Во взгляде ребенка явственно читается, что избиение тюленьих детенышей тоже мой грех. Леман снова обращается к покупательнице; он говорит с ней так, как если бы меня здесь не было. Он благодарит ее за то, что она без колебаний подала жалобу на противоправные действия персонала. (Через стеклянную стенку я вижу, что Тео все еще торчит в очереди к фотоавтомату. Надо будет не забыть попросить у него отпечаток для альбома Малыша.) Леман провозглашает, что долг покупателей – посильно участвовать в оздоровлении торговли. Само собой разумеется, что, согласно гарантийному обязательству, магазин немедленно поставит пострадавшей другой холодильник.
– Что касается прочего материального и морального ущерба, который авария нанесла вам лично и членам вашей семьи (отставной унтер Леман любит выражаться в таком стиле, и в голосе его слышится при этом отзвук старого доброго Эльзаса, куда энное число лет назад его принес аист – тот самый, который заправляется рислингом), господин Малоссен не преминет возместить вам его. Разумеется, не за счет Магазина. – И добавляет: – С праздничком, Малоссен!
Теперь, когда Леман излагает покупательнице основные этапы моей карьеры в Магазине и заверяет, что, благодаря ей, эта карьера бесславно закончится, я читаю в ее усталом взгляде уже не возмущение, а смущение, а затем и сочувствие. И снова слезы появляются у нее на глазах и дрожат на кончиках ресниц.
Все, пора включать мой собственный слезопровод. Я отвожу глаза и через прозрачную перегородку погружаю взгляд в вязкую пучину универмага.

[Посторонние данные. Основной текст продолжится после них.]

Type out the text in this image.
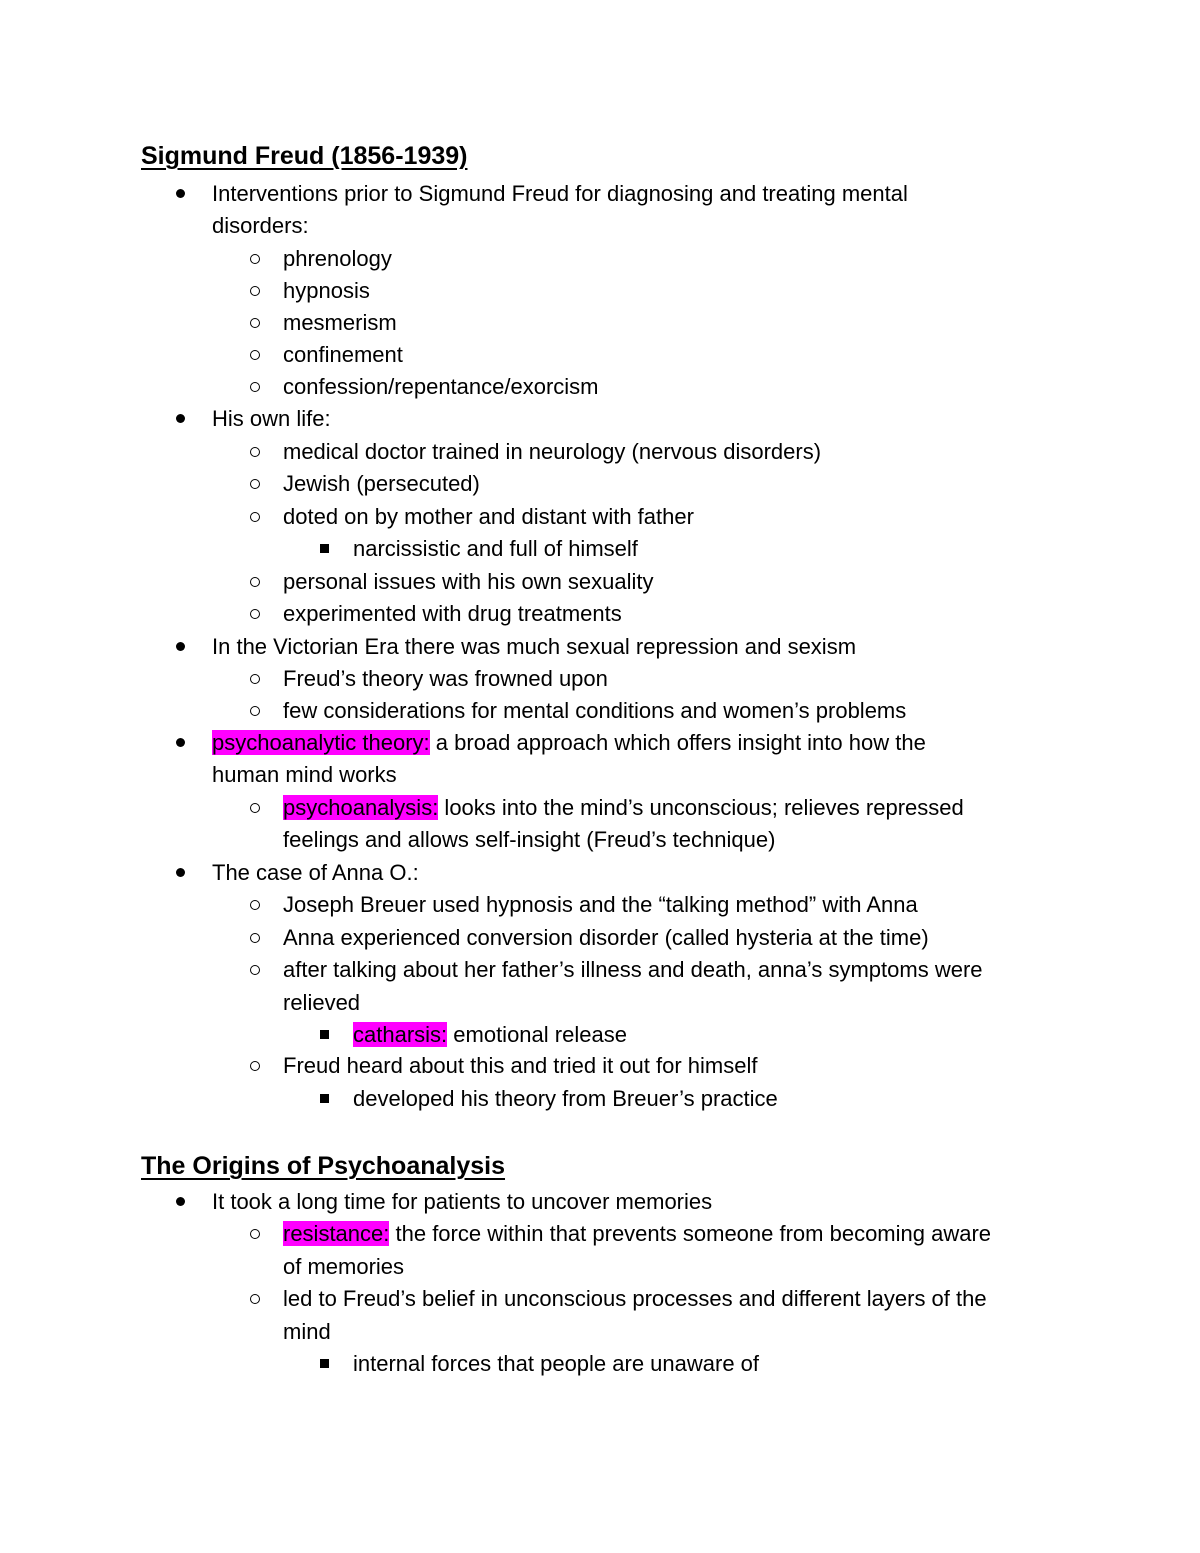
Sigmund Freud (1856-1939)
Interventions prior to Sigmund Freud for diagnosing and treating mental
disorders:
phrenology
hypnosis
mesmerism
confinement
confession/repentance/exorcism
His own life:
medical doctor trained in neurology (nervous disorders)
Jewish (persecuted)
doted on by mother and distant with father
narcissistic and full of himself
personal issues with his own sexuality
experimented with drug treatments
In the Victorian Era there was much sexual repression and sexism
Freud’s theory was frowned upon
few considerations for mental conditions and women’s problems
psychoanalytic theory: a broad approach which offers insight into how the
human mind works
psychoanalysis: looks into the mind’s unconscious; relieves repressed
feelings and allows self-insight (Freud’s technique)
The case of Anna O.:
Joseph Breuer used hypnosis and the “talking method” with Anna
Anna experienced conversion disorder (called hysteria at the time)
after talking about her father’s illness and death, anna’s symptoms were
relieved
catharsis: emotional release
Freud heard about this and tried it out for himself
developed his theory from Breuer’s practice
The Origins of Psychoanalysis
It took a long time for patients to uncover memories
resistance: the force within that prevents someone from becoming aware
of memories
led to Freud’s belief in unconscious processes and different layers of the
mind
internal forces that people are unaware of
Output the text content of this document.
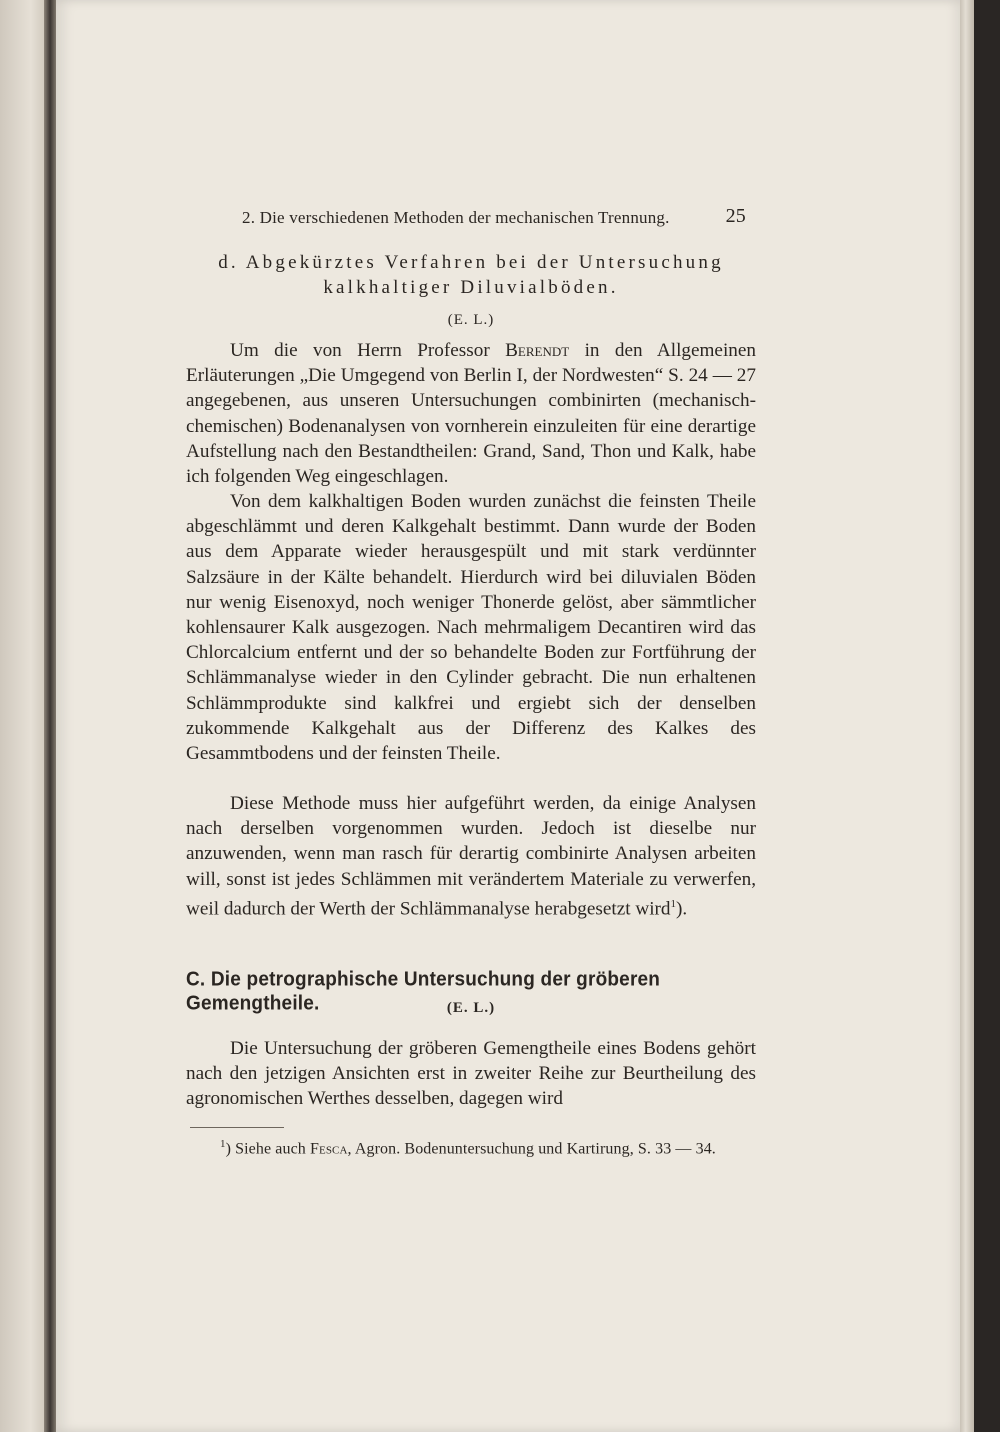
2. Die verschiedenen Methoden der mechanischen Trennung.	25
d. Abgekürztes Verfahren bei der Untersuchung
kalkhaltiger Diluvialböden.
(E. L.)
Um die von Herrn Professor Berendt in den Allgemeinen Erläuterungen „Die Umgegend von Berlin I, der Nordwesten“ S. 24 — 27 angegebenen, aus unseren Untersuchungen combinirten (mechanisch-chemischen) Bodenanalysen von vornherein einzuleiten für eine derartige Aufstellung nach den Bestandtheilen: Grand, Sand, Thon und Kalk, habe ich folgenden Weg eingeschlagen.
Von dem kalkhaltigen Boden wurden zunächst die feinsten Theile abgeschlämmt und deren Kalkgehalt bestimmt. Dann wurde der Boden aus dem Apparate wieder herausgespült und mit stark verdünnter Salzsäure in der Kälte behandelt. Hierdurch wird bei diluvialen Böden nur wenig Eisenoxyd, noch weniger Thonerde gelöst, aber sämmtlicher kohlensaurer Kalk ausgezogen. Nach mehrmaligem Decantiren wird das Chlorcalcium entfernt und der so behandelte Boden zur Fortführung der Schlämmanalyse wieder in den Cylinder gebracht. Die nun erhaltenen Schlämmprodukte sind kalkfrei und ergiebt sich der denselben zukommende Kalkgehalt aus der Differenz des Kalkes des Gesammtbodens und der feinsten Theile.
Diese Methode muss hier aufgeführt werden, da einige Analysen nach derselben vorgenommen wurden. Jedoch ist dieselbe nur anzuwenden, wenn man rasch für derartig combinirte Analysen arbeiten will, sonst ist jedes Schlämmen mit verändertem Materiale zu verwerfen, weil dadurch der Werth der Schlämmanalyse herabgesetzt wird$^1$).
C. Die petrographische Untersuchung der gröberen Gemengtheile.	(E. L.)
Die Untersuchung der gröberen Gemengtheile eines Bodens gehört nach den jetzigen Ansichten erst in zweiter Reihe zur Beurtheilung des agronomischen Werthes desselben, dagegen wird
$^1$) Siehe auch Fesca, Agron. Bodenuntersuchung und Kartirung, S. 33 — 34.
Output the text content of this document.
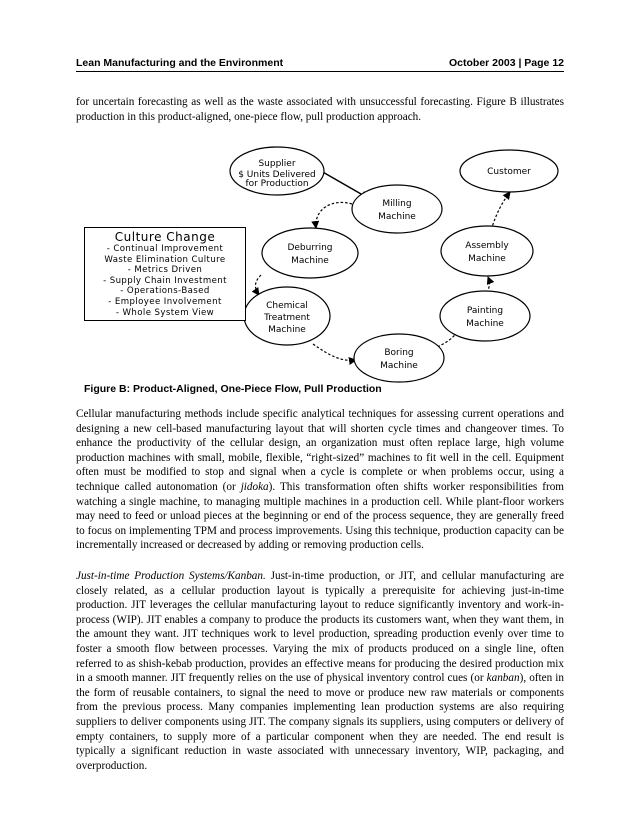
Lean Manufacturing and the Environment	October 2003 | Page 12

for uncertain forecasting as well as the waste associated with unsuccessful forecasting. Figure B illustrates production in this product-aligned, one-piece flow, pull production approach.

Supplier
$ Units Delivered
for Production
Customer
Milling
Machine
Deburring
Machine
Assembly
Machine
Chemical
Treatment
Machine
Painting
Machine
Boring
Machine
Culture Change
- Continual Improvement
Waste Elimination Culture
- Metrics Driven
- Supply Chain Investment
- Operations-Based
- Employee Involvement
- Whole System View
Figure B: Product-Aligned, One-Piece Flow, Pull Production

Cellular manufacturing methods include specific analytical techniques for assessing current operations and designing a new cell-based manufacturing layout that will shorten cycle times and changeover times. To enhance the productivity of the cellular design, an organization must often replace large, high volume production machines with small, mobile, flexible, “right-sized” machines to fit well in the cell. Equipment often must be modified to stop and signal when a cycle is complete or when problems occur, using a technique called autonomation (or jidoka). This transformation often shifts worker responsibilities from watching a single machine, to managing multiple machines in a production cell. While plant-floor workers may need to feed or unload pieces at the beginning or end of the process sequence, they are generally freed to focus on implementing TPM and process improvements. Using this technique, production capacity can be incrementally increased or decreased by adding or removing production cells.

Just-in-time Production Systems/Kanban. Just-in-time production, or JIT, and cellular manufacturing are closely related, as a cellular production layout is typically a prerequisite for achieving just-in-time production. JIT leverages the cellular manufacturing layout to reduce significantly inventory and work-in-process (WIP). JIT enables a company to produce the products its customers want, when they want them, in the amount they want. JIT techniques work to level production, spreading production evenly over time to foster a smooth flow between processes. Varying the mix of products produced on a single line, often referred to as shish-kebab production, provides an effective means for producing the desired production mix in a smooth manner. JIT frequently relies on the use of physical inventory control cues (or kanban), often in the form of reusable containers, to signal the need to move or produce new raw materials or components from the previous process. Many companies implementing lean production systems are also requiring suppliers to deliver components using JIT. The company signals its suppliers, using computers or delivery of empty containers, to supply more of a particular component when they are needed. The end result is typically a significant reduction in waste associated with unnecessary inventory, WIP, packaging, and overproduction.
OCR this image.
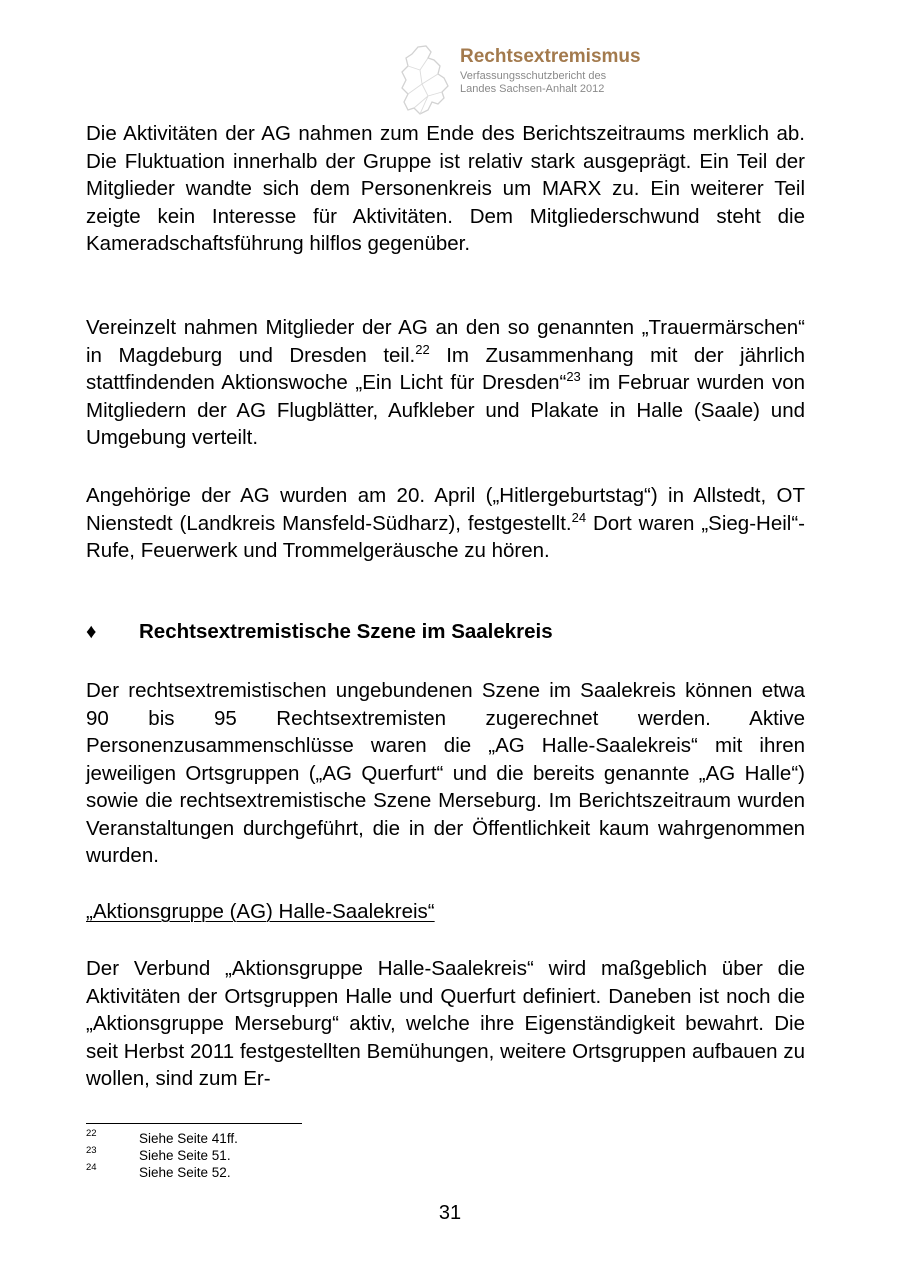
Rechtsextremismus
Verfassungsschutzbericht des
Landes Sachsen-Anhalt 2012

Die Aktivitäten der AG nahmen zum Ende des Berichtszeitraums merklich ab. Die Fluktuation innerhalb der Gruppe ist relativ stark ausgeprägt. Ein Teil der Mitglieder wandte sich dem Personenkreis um MARX zu. Ein weiterer Teil zeigte kein Interesse für Aktivitäten. Dem Mitgliederschwund steht die Kameradschaftsführung hilflos gegenüber.

Vereinzelt nahmen Mitglieder der AG an den so genannten „Trauermärschen“ in Magdeburg und Dresden teil.$^{22}$ Im Zusammenhang mit der jährlich stattfindenden Aktionswoche „Ein Licht für Dresden“$^{23}$ im Februar wurden von Mitgliedern der AG Flugblätter, Aufkleber und Plakate in Halle (Saale) und Umgebung verteilt.

Angehörige der AG wurden am 20. April („Hitlergeburtstag“) in Allstedt, OT Nienstedt (Landkreis Mansfeld-Südharz), festgestellt.$^{24}$ Dort waren „Sieg-Heil“-Rufe, Feuerwerk und Trommelgeräusche zu hören.

♦ Rechtsextremistische Szene im Saalekreis

Der rechtsextremistischen ungebundenen Szene im Saalekreis können etwa 90 bis 95 Rechtsextremisten zugerechnet werden. Aktive Personenzusammenschlüsse waren die „AG Halle-Saalekreis“ mit ihren jeweiligen Ortsgruppen („AG Querfurt“ und die bereits genannte „AG Halle“) sowie die rechtsextremistische Szene Merseburg. Im Berichtszeitraum wurden Veranstaltungen durchgeführt, die in der Öffentlichkeit kaum wahrgenommen wurden.

„Aktionsgruppe (AG) Halle-Saalekreis“

Der Verbund „Aktionsgruppe Halle-Saalekreis“ wird maßgeblich über die Aktivitäten der Ortsgruppen Halle und Querfurt definiert. Daneben ist noch die „Aktionsgruppe Merseburg“ aktiv, welche ihre Eigenständigkeit bewahrt. Die seit Herbst 2011 festgestellten Bemühungen, weitere Ortsgruppen aufbauen zu wollen, sind zum Er-

22	Siehe Seite 41ff.
23	Siehe Seite 51.
24	Siehe Seite 52.
31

Какое-то неумолимое сердце ритмично проталкивает все новые и новые кровяные тельца через забитые артерии. Кажется, что все человечество ползет, распластанное под тяжестью огромного подарочного пакета. Прозрачные воздушные шарики непрерывно стартуют из отдела игрушек и собираются наверху, под матовым стеклом крыши. Дневной свет сочится сквозь эти разноцветные грозди. Ничего не скажешь, красиво. Покупательница безуспешно пытается перебить Лемана, который с безжалостной четкостью предсказывает мое будущее. Ничего хорошего мне не светит. Две-три грошовые должности, новые увольнения, хроническая безработица, больница для алкоголиков и братская могила в перспективе. Когда покупательница переводит взгляд на меня, я уже весь в слезах. А Леман, не повышая голоса, методично добивает жертву.
То, что я вижу теперь в глазах дамы, меня не удивляет: я вижу там ее саму. Стоило мне только заплакать, как она немедленно поставила себя на мое место. Механизм сочувствия. Ей удается наконец прервать Лемана, вклинившись в секундную паузу. Полный назад. Она берет обратно свою жалобу. Пусть, согласно гарантии, заменят холодильник – больше ей ничего не надо. И незачем заставлять меня платить за праздничный ужин (в какой-то момент Леман, очевидно, упомянул о моей зарплате). Ей бы не хотелось, чтобы я потерял из-за нее работу накануне праздника (Леман повторил слово «Рождество» по меньшей мере раз двадцать). В конце концов, кто угодно может ошибиться; вот и она сама недавно на своей работе…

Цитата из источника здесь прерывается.